Ufficio stampa

Cos'è e a cosa serve

 

Ufficio Stampa

cos’è e a cosa serve

Nell’attuale contesto mediatico e comunicativo non è sufficiente possedere competenze e ottenere risultati per avere successo. Per superare la concorrenza occorre anche far conoscere ai mass media e al pubblico dei cittadini e dei clienti la propria professionalità e ciò che si è in grado di fare. E per riuscirci è necessario dotarsi di un ufficio stampa capace di comunicare con gli organi di informazione. Si tratta di un’attività importante in ogni contesto, dalla comunicazione aziendale di un’impresa, a quella istituzionale della pubblica amministrazione fino a quella di associazioni e altri enti o di singoli personaggi che puntino a raggiungere un pubblico vasto. Ecco quindi perché è utile sapere cos’è e cosa fa un ufficio stampa e come fare ufficio stampa se si vuole svolgere questa attività in prima persona.

Che cos'è l'ufficio stampa

L’ufficio stampa è un’organo, nell’ambito di un’azienda, di enti pubblici o di un’altra realtà pubblica o privata, che si occupa di gestire e veicolare il flusso di informazioni di questi soggetti verso l’esterno, in particolare con i mass media. Chi ricopre questo ruolo viene chiamato addetto stampa e può sia essere un dipendente dell’ente in questione che far parte di un’agenzia di comunicazione a cui esso si rivolge per svolgere questa funzione. I compiti di un ufficio stampa sono molteplici. Un addetto stampa deve sapere infatti gestire le relazioni con gli organi d’informazione: per farlo deve essere sempre aggiornato sul panorama dei mass media che operano nel suo settore e dei giornalisti di riferimento. Si tratta dei cosiddetti “contatti”, che sono il vero patrimonio di chi lavora in un ufficio stampa e vanno a formare la mailing list, cioè l’elenco di persone a cui saranno inviate le comunicazioni, soprattutto tramite posta elettronica. Per arricchirlo gli addetti stampa devono costruire e alimentare continuamente una rete di relazioni pubbliche, che possono andare anche al di là di quelle con i giornalisti, in occasione di eventi e kermesse, per accrescere il numero e la tipologia dei contatti e quindi l’efficacia della loro comunicazione.

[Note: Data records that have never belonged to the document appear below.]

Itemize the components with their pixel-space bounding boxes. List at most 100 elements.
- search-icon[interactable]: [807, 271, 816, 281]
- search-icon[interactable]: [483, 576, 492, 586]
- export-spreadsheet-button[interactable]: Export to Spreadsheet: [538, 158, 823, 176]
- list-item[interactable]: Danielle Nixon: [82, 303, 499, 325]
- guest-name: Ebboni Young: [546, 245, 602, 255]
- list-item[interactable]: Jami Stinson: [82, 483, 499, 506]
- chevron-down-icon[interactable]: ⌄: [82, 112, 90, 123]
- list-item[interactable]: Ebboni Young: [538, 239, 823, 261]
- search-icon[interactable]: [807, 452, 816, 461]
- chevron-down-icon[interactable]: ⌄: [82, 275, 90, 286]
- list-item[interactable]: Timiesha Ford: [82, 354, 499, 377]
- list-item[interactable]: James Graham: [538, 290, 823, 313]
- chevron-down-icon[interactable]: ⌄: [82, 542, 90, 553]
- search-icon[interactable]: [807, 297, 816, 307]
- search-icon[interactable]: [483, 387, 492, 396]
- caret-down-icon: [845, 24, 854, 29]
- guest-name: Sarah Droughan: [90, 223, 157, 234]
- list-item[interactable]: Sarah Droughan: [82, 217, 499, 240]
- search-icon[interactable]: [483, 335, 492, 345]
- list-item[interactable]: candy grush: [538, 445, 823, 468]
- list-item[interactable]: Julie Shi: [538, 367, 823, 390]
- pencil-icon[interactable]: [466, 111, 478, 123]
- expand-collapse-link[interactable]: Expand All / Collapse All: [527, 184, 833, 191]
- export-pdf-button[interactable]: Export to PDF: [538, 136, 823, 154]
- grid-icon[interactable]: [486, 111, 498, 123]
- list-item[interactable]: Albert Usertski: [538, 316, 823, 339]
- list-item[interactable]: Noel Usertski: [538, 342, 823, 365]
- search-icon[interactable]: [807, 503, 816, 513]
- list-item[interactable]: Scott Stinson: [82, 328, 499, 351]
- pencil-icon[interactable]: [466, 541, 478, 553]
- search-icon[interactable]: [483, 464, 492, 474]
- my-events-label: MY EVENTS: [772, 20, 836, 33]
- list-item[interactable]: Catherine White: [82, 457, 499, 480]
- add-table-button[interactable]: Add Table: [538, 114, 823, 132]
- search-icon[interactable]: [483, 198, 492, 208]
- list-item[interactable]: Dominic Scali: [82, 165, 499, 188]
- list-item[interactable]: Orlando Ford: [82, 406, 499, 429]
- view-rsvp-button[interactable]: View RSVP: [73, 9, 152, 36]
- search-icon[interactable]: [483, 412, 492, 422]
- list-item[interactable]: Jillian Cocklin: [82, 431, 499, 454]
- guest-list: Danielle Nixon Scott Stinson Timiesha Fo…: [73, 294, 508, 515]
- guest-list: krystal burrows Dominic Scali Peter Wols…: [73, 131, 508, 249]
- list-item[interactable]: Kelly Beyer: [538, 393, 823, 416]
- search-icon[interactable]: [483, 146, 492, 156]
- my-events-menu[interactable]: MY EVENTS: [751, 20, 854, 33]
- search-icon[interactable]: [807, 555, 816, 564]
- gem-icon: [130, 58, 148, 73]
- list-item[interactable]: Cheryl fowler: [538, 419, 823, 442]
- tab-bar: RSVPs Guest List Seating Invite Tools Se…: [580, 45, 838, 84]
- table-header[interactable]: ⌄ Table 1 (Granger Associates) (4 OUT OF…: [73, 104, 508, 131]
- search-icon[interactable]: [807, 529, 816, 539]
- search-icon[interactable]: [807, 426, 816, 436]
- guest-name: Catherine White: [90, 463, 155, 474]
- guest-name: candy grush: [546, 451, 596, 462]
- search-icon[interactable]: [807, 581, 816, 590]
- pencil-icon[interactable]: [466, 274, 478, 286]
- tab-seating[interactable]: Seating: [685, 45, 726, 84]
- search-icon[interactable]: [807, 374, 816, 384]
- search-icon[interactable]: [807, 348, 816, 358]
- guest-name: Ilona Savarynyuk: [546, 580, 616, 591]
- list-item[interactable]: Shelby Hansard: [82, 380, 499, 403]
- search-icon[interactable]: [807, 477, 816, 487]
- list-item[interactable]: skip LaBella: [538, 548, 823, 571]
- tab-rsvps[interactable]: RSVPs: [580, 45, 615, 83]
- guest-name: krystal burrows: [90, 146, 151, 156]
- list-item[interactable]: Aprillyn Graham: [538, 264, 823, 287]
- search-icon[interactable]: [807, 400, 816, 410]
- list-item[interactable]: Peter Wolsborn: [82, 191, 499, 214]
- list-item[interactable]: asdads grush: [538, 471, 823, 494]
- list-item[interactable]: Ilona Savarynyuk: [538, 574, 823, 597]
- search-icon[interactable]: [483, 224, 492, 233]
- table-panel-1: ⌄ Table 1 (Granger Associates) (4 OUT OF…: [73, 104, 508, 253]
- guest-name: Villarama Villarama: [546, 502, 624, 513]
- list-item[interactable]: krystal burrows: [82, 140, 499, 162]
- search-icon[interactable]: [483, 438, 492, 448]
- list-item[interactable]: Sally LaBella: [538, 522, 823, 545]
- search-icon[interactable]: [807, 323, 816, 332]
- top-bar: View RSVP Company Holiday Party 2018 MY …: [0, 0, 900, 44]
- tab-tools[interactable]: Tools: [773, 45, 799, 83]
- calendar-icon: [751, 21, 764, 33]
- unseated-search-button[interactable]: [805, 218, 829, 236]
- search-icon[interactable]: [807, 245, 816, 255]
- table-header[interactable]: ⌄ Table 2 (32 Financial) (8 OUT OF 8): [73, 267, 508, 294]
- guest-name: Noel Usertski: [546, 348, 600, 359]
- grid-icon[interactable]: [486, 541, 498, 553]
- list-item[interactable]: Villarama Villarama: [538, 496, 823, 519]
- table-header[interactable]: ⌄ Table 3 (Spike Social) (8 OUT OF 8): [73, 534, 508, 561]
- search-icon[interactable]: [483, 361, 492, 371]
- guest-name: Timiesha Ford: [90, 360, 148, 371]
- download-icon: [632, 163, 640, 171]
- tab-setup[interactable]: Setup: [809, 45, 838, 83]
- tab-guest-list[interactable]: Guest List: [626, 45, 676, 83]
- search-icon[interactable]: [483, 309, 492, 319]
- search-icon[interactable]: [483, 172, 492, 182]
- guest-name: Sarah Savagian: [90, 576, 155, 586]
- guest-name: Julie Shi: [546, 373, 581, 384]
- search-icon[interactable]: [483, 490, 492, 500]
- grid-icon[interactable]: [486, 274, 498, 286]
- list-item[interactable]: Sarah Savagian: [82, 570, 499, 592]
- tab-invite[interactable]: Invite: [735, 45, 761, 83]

Come fare ufficio stampa: gli strumenti

L’ufficio stampa veicola le comunicazioni verso i mass media soprattutto attraverso i comunicati stampa, brevi testi informativi con cui si porta a conoscenza degli organi di informazione un evento, un risultato o una presa di posizione riguardante la propria realtà di appartenenza che si ritiene possano diventare una notizia e quindi essere diffusi dalle varie testate. Quando poi l’evento in questione è di notevole rilevanza, l’ufficio stampa può decidere di organizzare anche una conferenza stampa, cioè un incontro dedicato con i giornalisti in cui esso viene illustrato nei particolari. Infine gli addetti stampa devono essere in grado di monitorare la considerazione che i mass media hanno della loro società e i risultati ottenuti dalle loro comunicazioni. Per questo tra i loro compiti c’è quello di stilare una rassegna stampa (che può essere quotidiana o con altra periodicità o legata a una singola campagna di comunicazione): è una ricognizione delle uscite riguardanti la propria realtà sui vari organi d’informazione. Per farla in maniera più analitica possibile un ufficio stampa deve tenere sempre tra i suoi strumenti uno dei software dedicati a questa funzione, che permettono di individuare le varie uscite in base a parametri come le parole chiave.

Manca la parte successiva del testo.